Il primo sciopero a Mediaset

Riguardo il primo sciopero a Mediaset per l’assegnazione a una ditta esterna di trucco e sartoria dice: “Nessuno perderà il posto, lo assicuro”. Quanto alle accuse di fedeltà al governo e al Cavaliere e la mancanza di uomini come Santoro a Mediaset, ha risposto: “Ritengo che sia sempre più difficile entrare nelle questioni politiche senza esasperare i toni.
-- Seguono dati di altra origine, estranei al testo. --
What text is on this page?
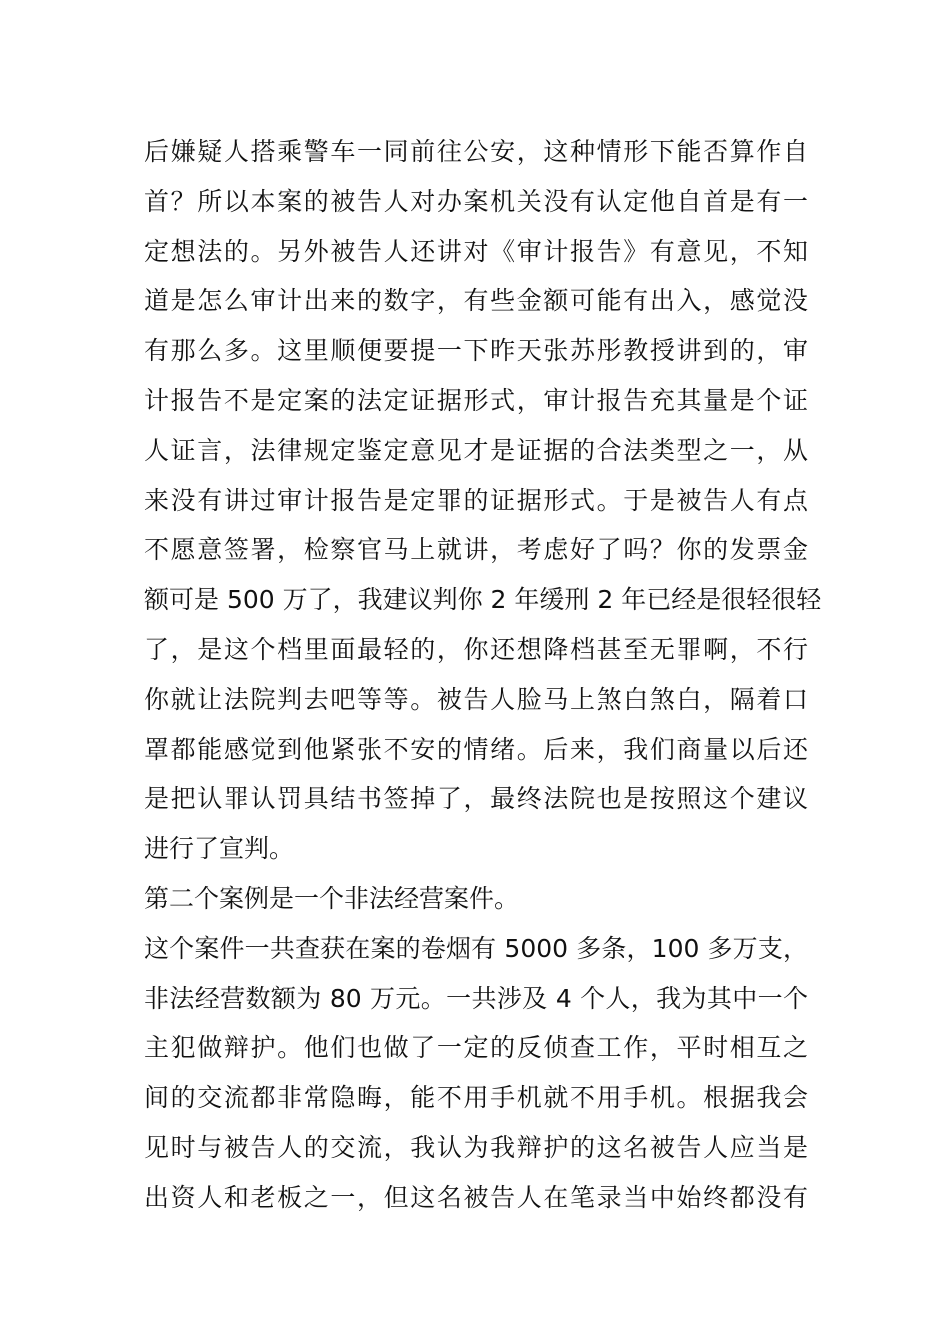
后嫌疑人搭乘警车一同前往公安，这种情形下能否算作自
首？所以本案的被告人对办案机关没有认定他自首是有一
定想法的。另外被告人还讲对《审计报告》有意见，不知
道是怎么审计出来的数字，有些金额可能有出入，感觉没
有那么多。这里顺便要提一下昨天张苏彤教授讲到的，审
计报告不是定案的法定证据形式，审计报告充其量是个证
人证言，法律规定鉴定意见才是证据的合法类型之一，从
来没有讲过审计报告是定罪的证据形式。于是被告人有点
不愿意签署，检察官马上就讲，考虑好了吗？你的发票金
额可是 500 万了，我建议判你 2 年缓刑 2 年已经是很轻很轻
了，是这个档里面最轻的，你还想降档甚至无罪啊，不行
你就让法院判去吧等等。被告人脸马上煞白煞白，隔着口
罩都能感觉到他紧张不安的情绪。后来，我们商量以后还
是把认罪认罚具结书签掉了，最终法院也是按照这个建议
进行了宣判。
第二个案例是一个非法经营案件。
这个案件一共查获在案的卷烟有 5000 多条，100 多万支，
非法经营数额为 80 万元。一共涉及 4 个人，我为其中一个
主犯做辩护。他们也做了一定的反侦查工作，平时相互之
间的交流都非常隐晦，能不用手机就不用手机。根据我会
见时与被告人的交流，我认为我辩护的这名被告人应当是
出资人和老板之一，但这名被告人在笔录当中始终都没有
E non certo per non dare fastidio al governo”. Intanto i Cdr dei giornalisti di Tg5, Studio Aperto , Tg4, Videonews, Sportmediaset e Tgcom in una nota hanno rinnovato “la solidarietà nei confronti dei lavoratori del gruppo Mediaset che stanno scioperando”. I giornalisti si sono uniti alla richiesta dei lavoratori all'Azienda di “recedere dal progetto e di offrire ulteriori elementi di chiarezza a garanzia del percorso di sviluppo strategico e delle scelte produttive, organizzative ed occupazionali”. “In segno di vicinanza ai lavoratori, i giornalisti decidono di ritirare le firme dalle edizioni dei telegiornali di mercoledì 20 gennaio e saranno presenti con una propria delegazione al presidio che si terrà a Roma”.